An NCAA committee has told Florida State it cannot further appeal the eligibility of highly touted junior college recruit Diego Romero, who played on a professional team in his native Argentina before moving to the United States more than two years ago.
School officials are decrying the ruling and say they will continue lobbying for Romero's clearance.
``The situation
involving Diego Romero represents the most blatant disregard for that priority
on the part of the NCAA that I have witnessed in my 20 years of involvement
in intercollegiate athletics,'' Florida State athletic director Dave Hart said
Friday.
In a Nov. 19 letter to the school, NCAA associate director of student athlete
reinstatement Jennifer Strawley wrote that Romero ``compromised his amateur
status'' by signing two professional contracts in Argentina.

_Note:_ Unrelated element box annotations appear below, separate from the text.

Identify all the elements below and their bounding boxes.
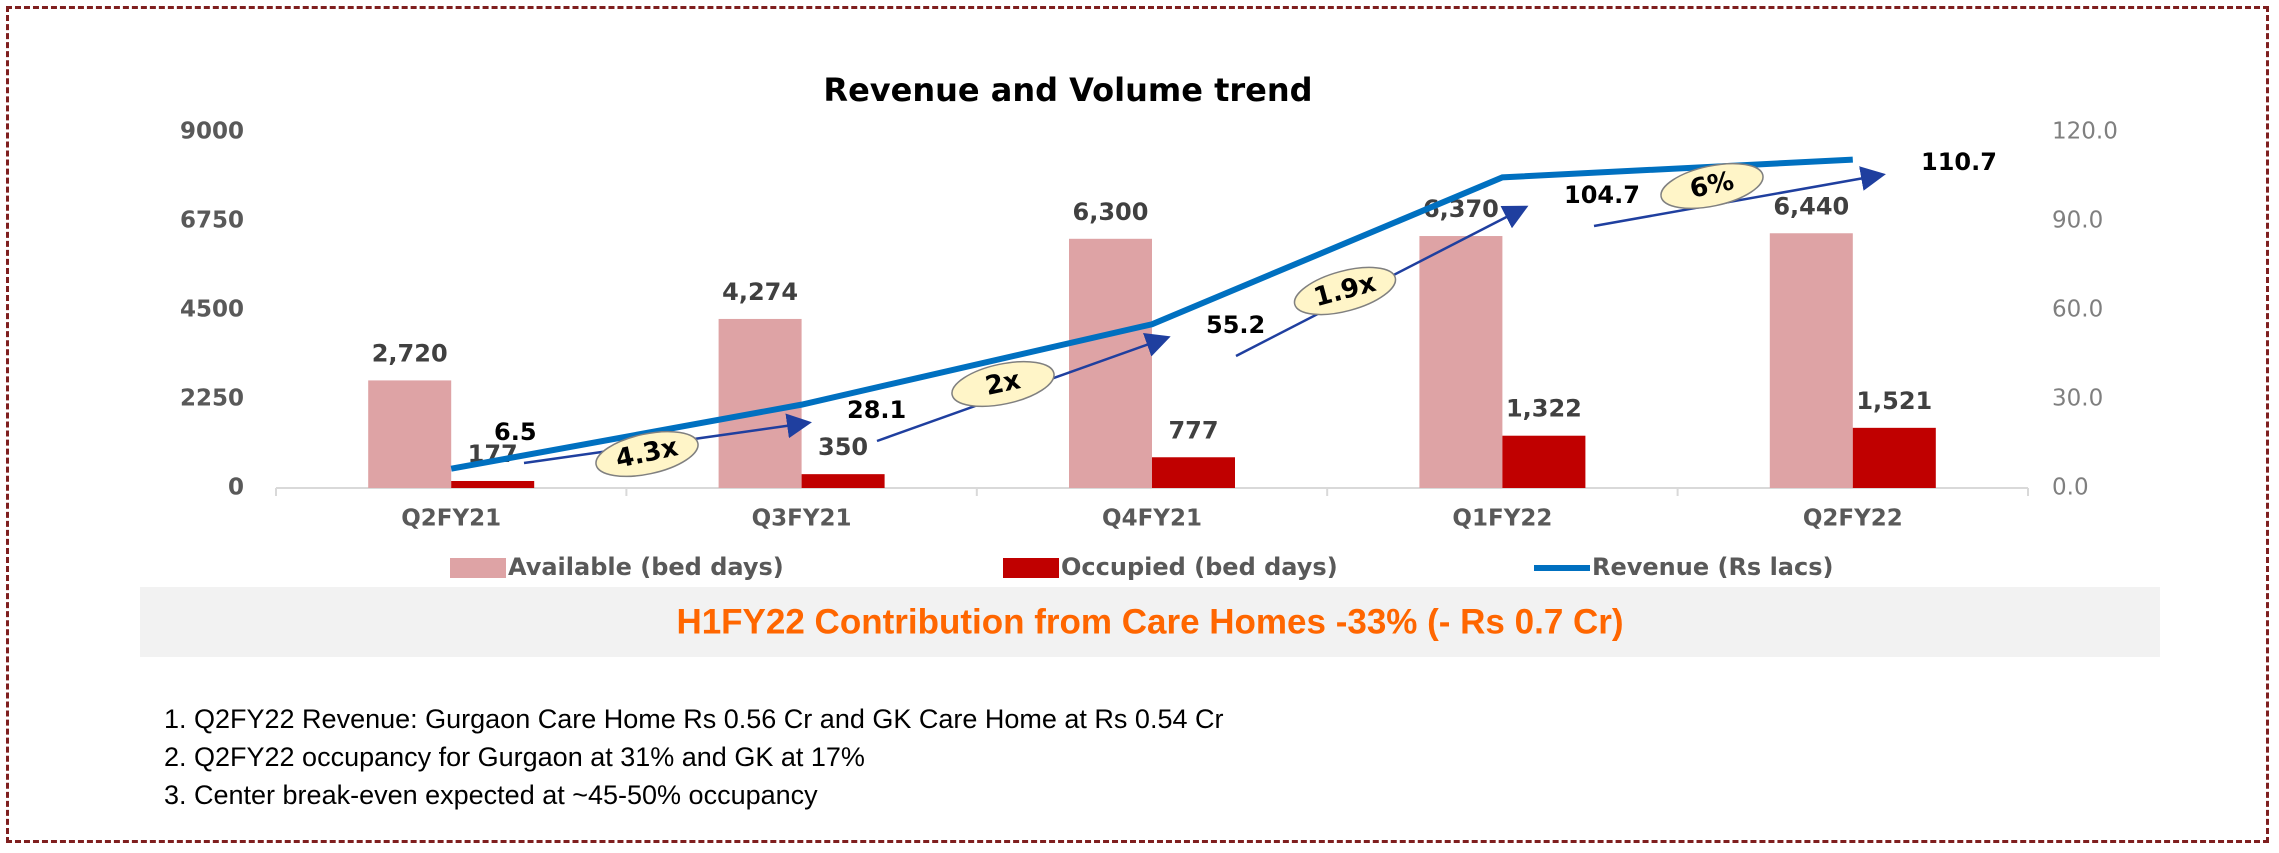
- x-tick-label: Q1FY22: [1452, 506, 1552, 532]
- legend-swatch: [1003, 558, 1059, 578]
- y2-tick-label: 60.0: [2052, 297, 2103, 323]
- bar: [1852, 427, 1936, 488]
- notes: Q2FY22 Revenue: Gurgaon Care Home Rs 0.5…: [150, 700, 1223, 814]
- y-tick-label: 9000: [180, 119, 244, 145]
- growth-oval: [1293, 266, 1397, 316]
- y-tick-label: 6750: [180, 208, 244, 234]
- x-tick-label: Q3FY21: [752, 506, 852, 532]
- data-label: 28.1: [847, 396, 906, 424]
- bar: [1152, 457, 1235, 488]
- revenue-line: [450, 156, 1853, 472]
- data-label: 350: [818, 433, 868, 461]
- chart: Revenue and Volume trend H1FY22 Contribu…: [140, 71, 2160, 657]
- y-tick-label: 4500: [180, 297, 244, 323]
- x-tick-label: Q2FY22: [1803, 506, 1903, 532]
- x-tick-label: Q2FY21: [401, 506, 501, 532]
- legend-swatch: [450, 558, 506, 578]
- data-label: 1,322: [1506, 395, 1582, 423]
- y2-tick-label: 120.0: [2052, 119, 2118, 145]
- data-label: 2,720: [372, 339, 448, 367]
- data-label: 6,300: [1073, 198, 1149, 226]
- bar: [1069, 238, 1152, 488]
- data-label: 55.2: [1206, 311, 1265, 339]
- legend-label: Available (bed days): [508, 553, 784, 581]
- bar: [801, 474, 885, 488]
- data-label: 777: [1168, 416, 1218, 444]
- data-label: 1,521: [1856, 387, 1932, 415]
- legend-label: Revenue (Rs lacs): [1592, 553, 1833, 581]
- y2-tick-label: 30.0: [2052, 386, 2103, 412]
- x-tick-label: Q4FY21: [1102, 506, 1202, 532]
- growth-oval: [1660, 162, 1764, 210]
- note: Center break-even expected at ~45-50% oc…: [194, 776, 1223, 814]
- bar: [451, 480, 535, 488]
- banner: H1FY22 Contribution from Care Homes -33%…: [676, 602, 1623, 641]
- data-label: 6,370: [1423, 195, 1499, 223]
- bar: [368, 380, 452, 488]
- banner-bg: [140, 587, 2160, 657]
- growth-arrow: [1593, 166, 1886, 228]
- y2-tick-label: 0.0: [2052, 475, 2089, 501]
- data-label: 4,274: [722, 278, 798, 306]
- growth-oval: [951, 360, 1055, 408]
- bar: [1769, 233, 1853, 488]
- data-label: 6.5: [494, 418, 537, 446]
- y2-tick-label: 90.0: [2052, 208, 2103, 234]
- note: Q2FY22 Revenue: Gurgaon Care Home Rs 0.5…: [194, 700, 1223, 738]
- chart-title: Revenue and Volume trend: [823, 71, 1312, 109]
- legend-label: Occupied (bed days): [1061, 553, 1338, 581]
- note: Q2FY22 occupancy for Gurgaon at 31% and …: [194, 738, 1223, 776]
- data-label: 6,440: [1773, 192, 1849, 220]
- bar: [1502, 435, 1586, 488]
- data-label: 104.7: [1564, 181, 1640, 209]
- data-label: 110.7: [1921, 148, 1997, 176]
- y-tick-label: 0: [228, 475, 244, 501]
- growth-oval: [595, 430, 699, 478]
- bar: [718, 318, 802, 488]
- y-tick-label: 2250: [180, 386, 244, 412]
- growth-label: 2x: [983, 365, 1024, 402]
- page-border: [6, 6, 2269, 843]
- bar: [1419, 236, 1503, 488]
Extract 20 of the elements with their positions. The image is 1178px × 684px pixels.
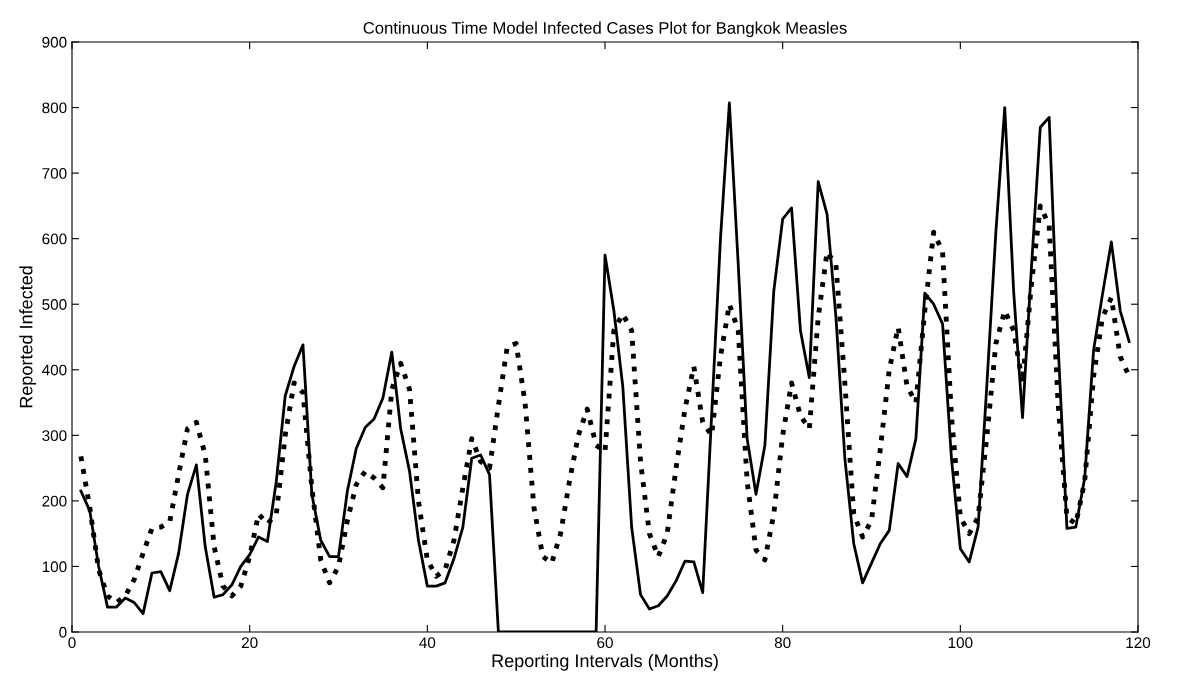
x-tick-label: 80 xyxy=(774,637,791,649)
x-tick-label: 100 xyxy=(948,637,973,649)
chart-title: Continuous Time Model Infected Cases Plot for Bangkok Measles xyxy=(363,21,847,38)
x-tick-label: 0 xyxy=(68,637,76,649)
y-tick-label: 800 xyxy=(42,102,67,114)
y-tick-label: 200 xyxy=(42,495,67,507)
y-tick-label: 600 xyxy=(42,233,67,245)
y-axis-title: Reported Infected xyxy=(19,266,37,408)
y-tick-label: 0 xyxy=(59,626,67,638)
x-tick-label: 20 xyxy=(241,637,258,649)
x-axis-title: Reporting Intervals (Months) xyxy=(492,653,718,671)
x-tick-label: 120 xyxy=(1126,637,1151,649)
x-tick-label: 40 xyxy=(419,637,436,649)
y-tick-label: 900 xyxy=(42,36,67,48)
y-tick-label: 400 xyxy=(42,364,67,376)
y-tick-label: 300 xyxy=(42,430,67,442)
y-tick-label: 500 xyxy=(42,299,67,310)
x-tick-label: 60 xyxy=(597,637,613,649)
y-tick-label: 100 xyxy=(42,561,67,573)
y-tick-label: 700 xyxy=(42,167,67,179)
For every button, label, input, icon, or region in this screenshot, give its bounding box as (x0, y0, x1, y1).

The school's contention was that Romero signed those contracts only to receive about $2,400 in living expenses and that he did not intend to be a professional athlete.
Florida State said Romero's move to Texas in 2001 and enrollment at Lon Morris College, coupled with his denial of other benefits -- including a salary and housing allowance from the Argentine club -- further proves Romero's desire to retain amateur eligibility.
``The committee considered the institution's argument that the student-athlete did everything he could have done to be eligible by enrolling at a junior college in order to transfer,'' Strawley wrote. ``However, the issue is not with what the student-athlete did at the junior college, but rather with what he did before enrolling at any collegiate institution.''
Under former rules, the NCAA would likely have given Romero an eight-game suspension this season. NCAA legislation was changed and made stricter in October 2002, increasing the maximum penalty for amateurism violations to 28 games.
But the latest NCAA ruling, if not overturned, would effectively mean Romero will never play for the Seminoles.
``He came to this country with a desire to earn a college degree and to better himself and his family,'' Dale Dotson, Romero's coach at Lon Morris, wrote in an appeals letter to the NCAA. ``To take that opportunity away from him is an injustice not only to him, but to all of those who try to follow the correct path.''
Romero chose Florida State over Texas Tech, Indiana and Kentucky and was part of a Seminoles' recruiting class which some considered as the best in the country entering this season.
He averaged 14 points and eight rebounds in his two years at Lon Morris, which reached the National Junior College Athletic Association tournament for the first time in nearly four decades his freshman season. The school is located in Jacksonville, Texas.